Developers are seemingly constantly finding new ways to use the Oculus Rift and the shifted perspective it provides players. Greenwood Games have hit on something with their horror game alone. When you slip on the Rift you find yourself sat on a sofa in a living room playing a game on the television before you.
That doesn’t sound so horrific. It’s when things in the game start slipping into the living room that you’ve cause to be afraid.
If you have a Rift developer kit already I’d suggest skipping the rest of this post and simply trying out the demo of the game for yourself.
If, like me, you’re without a virtual reality headset then watch this playthrough:
The way it works is that you’re alone in a large empty house in a forest, all the windows are open and the lights are off. In front of you is a television playing a copy of a horror game, The Witching Hour. Set in the 1800s, as you play you come across notes about what horrors have taken place in the manor. The notes feed hints to you about what you should listen out for. You learn about the body being dragged across the floor in the attic just as you hear that same sound in the game. The sound’s not coming from the television, though, but from the ceiling above you in the virtual house.
Reports have it that this game within in a game construct is more immersive than other games on the Rift. In the case of VR Brotherhood he felt no compulsion to take the Rift off and search out the sounds in the real world, as he usually does with horror games, instead treating the virtual home environment as real.
I can’t wait to try it out.
Alone’s currently raising funds on Kickstarter, it’s close to $4,000 of its $25,000 target. And you can see what will be offered in the final version of the game through this pitch video:
As exciting an idea for a game alone is, and it is definitely that. I’d like to see other studios take it further.

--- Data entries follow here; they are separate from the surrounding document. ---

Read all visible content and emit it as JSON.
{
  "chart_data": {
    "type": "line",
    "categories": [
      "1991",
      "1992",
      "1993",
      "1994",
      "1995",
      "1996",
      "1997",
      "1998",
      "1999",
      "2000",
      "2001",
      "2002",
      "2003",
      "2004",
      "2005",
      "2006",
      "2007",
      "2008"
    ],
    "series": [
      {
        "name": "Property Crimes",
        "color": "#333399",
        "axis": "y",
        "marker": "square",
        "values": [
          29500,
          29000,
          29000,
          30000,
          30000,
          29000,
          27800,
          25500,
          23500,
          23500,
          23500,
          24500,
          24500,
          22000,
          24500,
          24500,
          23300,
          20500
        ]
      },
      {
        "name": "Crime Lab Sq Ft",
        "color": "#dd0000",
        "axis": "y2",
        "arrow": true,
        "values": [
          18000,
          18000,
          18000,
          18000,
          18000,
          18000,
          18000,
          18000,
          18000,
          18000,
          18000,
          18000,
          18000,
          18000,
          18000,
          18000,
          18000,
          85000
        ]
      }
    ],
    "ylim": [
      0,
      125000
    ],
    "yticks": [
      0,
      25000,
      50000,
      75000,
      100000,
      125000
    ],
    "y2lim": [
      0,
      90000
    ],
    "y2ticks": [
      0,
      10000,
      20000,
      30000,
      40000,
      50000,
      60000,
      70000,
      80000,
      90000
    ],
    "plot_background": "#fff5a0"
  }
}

At Gamescom I was able to try out Oculus’ virtual cinema software. It seats you in an empty cinema and throws up any .avi file you have available onto a virtual screen. It’s an eerie experience watching a film in that way but it had me forget pretty quickly I wasn’t actually in a cinema. Now if production companies coupled that virtual cinema with what Greenwood are doing in Alone you could see special releases of films where the cinema could alter to fit what was going on onscreen. Fill the cinema with fog when the film took the action into the swamp. Have shadows flicker across the walls but have the person casting them always be just out of your vision. It could make for something completely enthralling.